J’entends Yvette me les commenter le jour où elle me les a remises : « Tu sais sans doute que le lycée Rollin a pris le nom de Jacques Decour, après-guerre ? C’était un professeur d’allemand, fusillé par l’occupant. Tous les ans le directeur lisait sa dernière lettre écrite à l’intention de ses grands élèves, juste avant son exécution, Bernard en revenait toujours bouleversé. En 1953, à son entrée en sixième, la guerre et la Résistance étaient dans encore dans toutes les mémoires. Je me demande si ça se fait encore cette lecture. La guerre d’Algérie a commencé en 1954, les raisons de s’engager n’ont pas manqué, je crois qu’il a trouvé à Jacques Decour le terreau qui lui convenait. Il faut dire que beaucoup d’élèves étaient issus d’un milieu avec des traditions de lutte. » [pp. 290-291]
Yvette en 2012
Avec Yvette Ferri, Jacqueline reviendra souvent sur les années de jeunesse de Bernard, son engagement contre l’OAS, qui précède, comme pour Alain Pécunia, l’autre pour l’Espagne en 1963.
« Fascistes corrigés à la sortie de Jacques Decour »
Hier midi, à la sortie du lycée Jacques Decour, au métro Anvers, des fascistes ont agressé des lycéens distribuant des tracts pour la journée nationale d’action contre l’OAS.
Mais les jeunes accourus en renfort les ont chassés après une courte bagarre et c’est une vibrante manifestation antifasciste qui se déroula alors spontanément.

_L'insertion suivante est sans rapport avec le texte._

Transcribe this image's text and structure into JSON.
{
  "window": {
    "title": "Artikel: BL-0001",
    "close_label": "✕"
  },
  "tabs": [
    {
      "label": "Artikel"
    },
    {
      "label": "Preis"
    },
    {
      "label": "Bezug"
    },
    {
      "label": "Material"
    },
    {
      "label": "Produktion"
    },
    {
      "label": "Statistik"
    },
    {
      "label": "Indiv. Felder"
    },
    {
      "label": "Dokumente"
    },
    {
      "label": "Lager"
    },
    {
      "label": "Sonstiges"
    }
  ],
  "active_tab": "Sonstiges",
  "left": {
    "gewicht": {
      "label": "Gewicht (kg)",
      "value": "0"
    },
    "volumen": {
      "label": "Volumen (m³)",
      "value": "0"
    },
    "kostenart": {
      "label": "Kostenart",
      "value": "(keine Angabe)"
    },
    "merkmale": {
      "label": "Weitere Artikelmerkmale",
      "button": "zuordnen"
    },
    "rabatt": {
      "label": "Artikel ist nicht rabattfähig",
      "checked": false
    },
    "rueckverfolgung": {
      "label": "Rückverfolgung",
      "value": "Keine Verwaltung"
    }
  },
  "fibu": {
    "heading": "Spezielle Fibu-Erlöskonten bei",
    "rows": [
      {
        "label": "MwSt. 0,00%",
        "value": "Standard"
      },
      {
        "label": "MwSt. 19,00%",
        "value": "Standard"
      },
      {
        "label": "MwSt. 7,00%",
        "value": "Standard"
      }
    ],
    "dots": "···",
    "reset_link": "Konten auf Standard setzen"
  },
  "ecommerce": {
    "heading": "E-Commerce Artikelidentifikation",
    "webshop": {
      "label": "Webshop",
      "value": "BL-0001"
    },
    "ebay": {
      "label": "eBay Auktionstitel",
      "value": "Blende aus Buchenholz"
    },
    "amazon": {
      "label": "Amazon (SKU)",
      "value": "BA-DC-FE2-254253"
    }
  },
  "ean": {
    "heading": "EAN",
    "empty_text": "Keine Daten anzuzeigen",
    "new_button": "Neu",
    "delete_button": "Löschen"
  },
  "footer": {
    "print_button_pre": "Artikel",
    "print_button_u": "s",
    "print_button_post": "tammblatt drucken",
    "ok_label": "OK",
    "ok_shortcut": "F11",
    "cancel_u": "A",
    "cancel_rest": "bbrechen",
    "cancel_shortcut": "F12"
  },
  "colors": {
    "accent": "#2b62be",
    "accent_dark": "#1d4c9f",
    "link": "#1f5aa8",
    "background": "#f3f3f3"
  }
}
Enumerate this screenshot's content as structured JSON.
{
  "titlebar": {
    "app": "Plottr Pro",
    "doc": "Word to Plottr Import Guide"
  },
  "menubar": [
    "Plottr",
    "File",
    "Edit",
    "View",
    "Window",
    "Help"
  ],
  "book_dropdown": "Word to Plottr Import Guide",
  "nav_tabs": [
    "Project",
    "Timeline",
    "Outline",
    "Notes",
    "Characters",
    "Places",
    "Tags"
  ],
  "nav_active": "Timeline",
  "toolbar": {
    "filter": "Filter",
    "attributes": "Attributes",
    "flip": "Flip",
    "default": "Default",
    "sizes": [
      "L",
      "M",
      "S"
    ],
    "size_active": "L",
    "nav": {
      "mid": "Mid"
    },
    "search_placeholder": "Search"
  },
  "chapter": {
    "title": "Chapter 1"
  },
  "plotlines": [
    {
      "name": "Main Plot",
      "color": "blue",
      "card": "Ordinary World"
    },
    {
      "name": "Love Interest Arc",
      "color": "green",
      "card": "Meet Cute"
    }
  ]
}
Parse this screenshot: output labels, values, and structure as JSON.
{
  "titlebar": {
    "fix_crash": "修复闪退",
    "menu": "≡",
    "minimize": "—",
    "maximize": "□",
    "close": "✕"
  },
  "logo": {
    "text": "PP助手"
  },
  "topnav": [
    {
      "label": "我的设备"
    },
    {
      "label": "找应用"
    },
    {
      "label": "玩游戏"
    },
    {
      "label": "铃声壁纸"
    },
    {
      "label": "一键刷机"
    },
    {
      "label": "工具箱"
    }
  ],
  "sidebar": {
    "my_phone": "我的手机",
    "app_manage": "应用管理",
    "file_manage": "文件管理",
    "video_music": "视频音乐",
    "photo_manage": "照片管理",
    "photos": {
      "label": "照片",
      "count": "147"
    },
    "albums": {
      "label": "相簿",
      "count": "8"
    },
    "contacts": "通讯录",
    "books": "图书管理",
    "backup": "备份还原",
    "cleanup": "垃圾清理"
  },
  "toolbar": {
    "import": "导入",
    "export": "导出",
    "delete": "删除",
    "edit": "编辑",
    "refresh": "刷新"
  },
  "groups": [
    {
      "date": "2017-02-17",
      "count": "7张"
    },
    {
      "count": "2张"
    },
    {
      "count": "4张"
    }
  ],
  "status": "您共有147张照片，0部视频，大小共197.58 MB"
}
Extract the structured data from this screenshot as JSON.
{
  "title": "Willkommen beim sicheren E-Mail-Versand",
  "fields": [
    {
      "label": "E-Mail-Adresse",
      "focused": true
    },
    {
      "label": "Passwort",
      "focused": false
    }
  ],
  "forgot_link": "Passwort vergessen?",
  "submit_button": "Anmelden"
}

Deux cars de policiers sont ensuite arrivés, non pour rechercher les fascistes mais pour « embarquer » quelques lycéens républicains.
Yvette n’ignorait rien des affrontements entre ceux de « Jeune Nation » partisans de l’Algérie française et ceux des « comités antifascistes » dont tu étais et qui réclamaient son indépendance. …/…
Yvette : « Il chantait à tue-tête Le Déserteur de Boris Vian dès que l’occasion se présentait, chanson interdite dont il se délectait à mon grand dam car il nous avait prévenus, il n’irait pas combattre en Algérie, il déserterait et je savais qu’il le ferait. …/…
Nous avons vécu des événements épouvantables. En septembre 1961, à l’initiative du FLN, des milliers d’Algériens manifestent contre le couvre-feu qui leur est imposé par le préfet Papon. Ils quittent leur bidonville de Nanterre avec femmes et enfants. La police couverte par ses chefs se déchaîne et se venge des attentats du FLN. On apprend le lendemain qu’il y a eu des blessés et des arrestations, on nous cache la vérité mais Bernard sait tout de suite par la JSU que l’on a matraqué, parqué dans des stades, torturé et assassiné des gens désarmés et qu’on a jeté des corps dans la Seine. …/…
[Après les accords d’Evian] on a beaucoup trinqué en famille, avec les amis et au travail. Huit ans de guerre, après la guerre d’Indochine, et si peu de temps après la Libération. Les guerres coloniales se terminaient, on allait enfin vivre en paix.
Bernard n’a pas eu son bac mais il allait se remettre au travail dès la rentrée, il me l’avait promis. […] Il s’est inscrit aux Beaux-Arts, il se voyait conservateur de musée, conservateur ! Lui qui voulait tout casser. Il travaillait de temps en temps dans la petite entreprise de bâtiment de son oncle. Il avait mis de l’argent de côté et il est parti, sac au dos, pour une grande virée dans le sud de l’Europe et au Proche-Orient. J’avais bien tort de me croire tranquille, l’Algérie était libre mais pas l’Espagne ». [pp. 141-143-148]
Au fil des lettres de prison, des photos retrouvées au fond d’un tiroir, des témoignages d’amis et de familiers, des reconstitutions de moments-clé, la narratrice remplit des vides, y compris pour elle-même, et enrichit leur brève relation.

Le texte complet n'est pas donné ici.